The role of thalamic GAT-1 in modulating absence seizure was studied in wild type Wistar rats by intrathalamic administration of the selective GAT-1 inhibitor NO-711. This inhibition induced absence seizures and was rescued by ethosuximide, indicating that thalamic GAT-1 is crucial in modulating absence seizures (Cope et al., 2009). Abundantly available extracellular GABA acts on extrasynaptic GABAA receptors in the thalamocortical region to induce absence seizure. The δ subunit of extracellular GABAA receptors is linked to aberrant tonic inhibition, and gain-of-function mutations in the GABRD gene encoding the δ subunit, mimic the phenotypic spectrum of patients harboring SLC6A1 disease mutations (AhriNg et al., 2021).

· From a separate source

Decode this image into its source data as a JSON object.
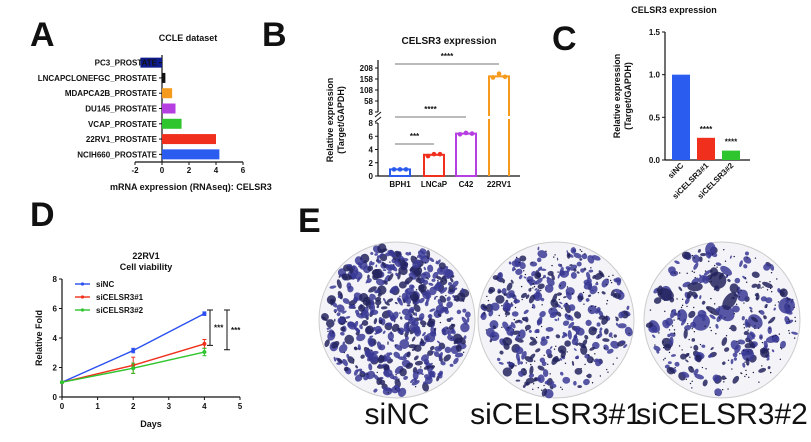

Furthermore, GABAB receptor agonists are known to induce absence seizures and can even facilitate the extrasynaptic GABAA receptor-mediated tonic inhibition (Cope et al., 2009). The GABAB receptor-mediated absence seizures are linked to the activation of low-voltage-activated (T-type) calcium channels in the thalamus (Kim et al., 2001). Whether T-type calcium ion channels are affected in SLC6A1-related disorders remains unclear. In a nutshell, the thalamus is a region critical to controlling absence seizures, with GAT-1 exclusively expressed on astrocytes, and reduced GAT-1 function and/or enhanced GABAA and GABAB receptor tonic activation precipitating in absence seizures.

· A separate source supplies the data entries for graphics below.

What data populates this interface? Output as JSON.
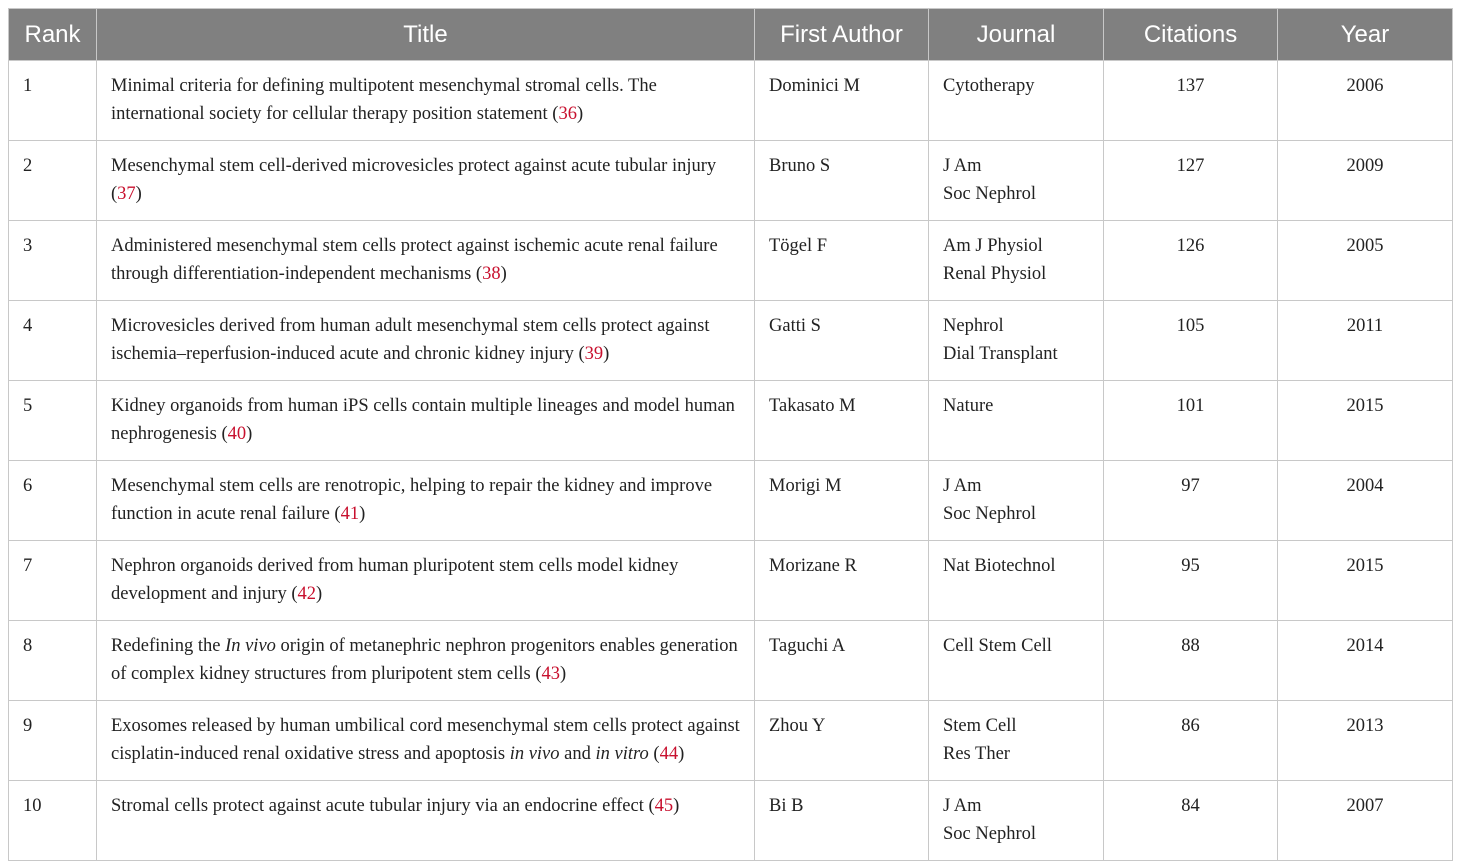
{
  "headers": [
    "Rank",
    "Title",
    "First Author",
    "Journal",
    "Citations",
    "Year"
  ],
  "accent_colors": {
    "header_bg": "#808080",
    "reference": "#c8102e"
  },
  "rows": [
    {
      "rank": "1",
      "title": [
        {
          "t": "Minimal criteria for defining multipotent mesenchymal stromal cells. The international society for cellular therapy position statement ("
        },
        {
          "t": "36",
          "s": "ref"
        },
        {
          "t": ")"
        }
      ],
      "author": "Dominici M",
      "journal": [
        "Cytotherapy"
      ],
      "citations": "137",
      "year": "2006"
    },
    {
      "rank": "2",
      "title": [
        {
          "t": "Mesenchymal stem cell-derived microvesicles protect against acute tubular injury ("
        },
        {
          "t": "37",
          "s": "ref"
        },
        {
          "t": ")"
        }
      ],
      "author": "Bruno S",
      "journal": [
        "J Am",
        "Soc Nephrol"
      ],
      "citations": "127",
      "year": "2009"
    },
    {
      "rank": "3",
      "title": [
        {
          "t": "Administered mesenchymal stem cells protect against ischemic acute renal failure through differentiation-independent mechanisms ("
        },
        {
          "t": "38",
          "s": "ref"
        },
        {
          "t": ")"
        }
      ],
      "author": "Tögel F",
      "journal": [
        "Am J Physiol",
        "Renal Physiol"
      ],
      "citations": "126",
      "year": "2005"
    },
    {
      "rank": "4",
      "title": [
        {
          "t": "Microvesicles derived from human adult mesenchymal stem cells protect against ischemia–reperfusion-induced acute and chronic kidney injury ("
        },
        {
          "t": "39",
          "s": "ref"
        },
        {
          "t": ")"
        }
      ],
      "author": "Gatti S",
      "journal": [
        "Nephrol",
        "Dial Transplant"
      ],
      "citations": "105",
      "year": "2011"
    },
    {
      "rank": "5",
      "title": [
        {
          "t": "Kidney organoids from human iPS cells contain multiple lineages and model human nephrogenesis ("
        },
        {
          "t": "40",
          "s": "ref"
        },
        {
          "t": ")"
        }
      ],
      "author": "Takasato M",
      "journal": [
        "Nature"
      ],
      "citations": "101",
      "year": "2015"
    },
    {
      "rank": "6",
      "title": [
        {
          "t": "Mesenchymal stem cells are renotropic, helping to repair the kidney and improve function in acute renal failure ("
        },
        {
          "t": "41",
          "s": "ref"
        },
        {
          "t": ")"
        }
      ],
      "author": "Morigi M",
      "journal": [
        "J Am",
        "Soc Nephrol"
      ],
      "citations": "97",
      "year": "2004"
    },
    {
      "rank": "7",
      "title": [
        {
          "t": "Nephron organoids derived from human pluripotent stem cells model kidney development and injury ("
        },
        {
          "t": "42",
          "s": "ref"
        },
        {
          "t": ")"
        }
      ],
      "author": "Morizane R",
      "journal": [
        "Nat Biotechnol"
      ],
      "citations": "95",
      "year": "2015"
    },
    {
      "rank": "8",
      "title": [
        {
          "t": "Redefining the "
        },
        {
          "t": "In vivo",
          "s": "it"
        },
        {
          "t": " origin of metanephric nephron progenitors enables generation of complex kidney structures from pluripotent stem cells ("
        },
        {
          "t": "43",
          "s": "ref"
        },
        {
          "t": ")"
        }
      ],
      "author": "Taguchi A",
      "journal": [
        "Cell Stem Cell"
      ],
      "citations": "88",
      "year": "2014"
    },
    {
      "rank": "9",
      "title": [
        {
          "t": "Exosomes released by human umbilical cord mesenchymal stem cells protect against cisplatin-induced renal oxidative stress and apoptosis "
        },
        {
          "t": "in vivo",
          "s": "it"
        },
        {
          "t": " and "
        },
        {
          "t": "in vitro",
          "s": "it"
        },
        {
          "t": " ("
        },
        {
          "t": "44",
          "s": "ref"
        },
        {
          "t": ")"
        }
      ],
      "author": "Zhou Y",
      "journal": [
        "Stem Cell",
        "Res Ther"
      ],
      "citations": "86",
      "year": "2013"
    },
    {
      "rank": "10",
      "title": [
        {
          "t": "Stromal cells protect against acute tubular injury via an endocrine effect ("
        },
        {
          "t": "45",
          "s": "ref"
        },
        {
          "t": ")"
        }
      ],
      "author": "Bi B",
      "journal": [
        "J Am",
        "Soc Nephrol"
      ],
      "citations": "84",
      "year": "2007"
    }
  ]
}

The mutations in SLC6A1 reduce or abolish GABA uptake and in a clinical setting they appear to phenocopy the GAT-1 KO mice behavioural defects. All known mutations linked to SLC6A1-related disorders exhibit variable degrees of ER retention, suggesting that the GAT-1-mediated uptake is partly or completely affected (Mermer et al., 2021). As a consequence, if the downstream signalling mediated by GABAA and GABAB receptors in phasic (synaptic) and/or tonic (extrasynaptic) manner is altered, calls for further investigation. The GAT reportedly maintains GABA homeostasis by uptake and release of the neurotransmitter (Wu et al., 2007). How exactly extracellular GABA levels are maintained and cleared in the absence of functional GAT-1, remains to be clarified. Folding-impaired variants might incur additional ER stress and so further exacerbate the convoluted pathophysiology of SLC6A1 disorders, many aspects of which ought to be brought to light by imminent in vitro and in vivo models of the disease.

Concluding Remarks

The transporter research community is faced with an escalating amount of reports linking pathological conditions in people with specific variants in transporter genes. We here aimed to convey the impending clinical impact of probing the molecular core of such disorders, ideally at the level of each individual mutation. The pharmacotherapeutic potential of such in-depth studies is immense: it can translate into shaping the long-awaited strategies for adequate treatment of severe diseases, such as epilepsy, ID or parkinsonism, to name just a few. A systematic and rational search for novel therapeutic options by pharmacological means, i.e., treatment with small molecules (e.g., chemical/pharmacological chaperones or allosteric modulators) to restore the activity of dysfunctional variants has proven worthwhile in the paradigm of DAT variants associated with DTDS. Very recently, gene therapy was employed to restore DAT expression and ameliorate pathophysiology in iPSC and mouse models of this condition (Ng et al., 2021). With respect to GAT-1-linked syndromes, the epileptogenic mechanisms are still not utterly clear-cut. While some mutations appear to impair protein folding and/or trafficking, others trigger structural/conformational defects, with both scenarios irrefutably ending in deficient GABA transport. State-of-the-art computer simulation models can serve as another expedient complimentary approach in exploring mutation-specific ramifications at the atomic level, backing the biochemical and pharmacological data. Seminal discoveries from studies on other SLC6 family members (e.g., SERT, DAT and CRT-1) provide ample succour in facing the challenges of GAT-1 disease variants, and grant an optimistic outlook on finding the cure. In view of our recent work, we begin to appreciate how small molecules can become auspicious therapeutic agents in tackling great medical obstacles.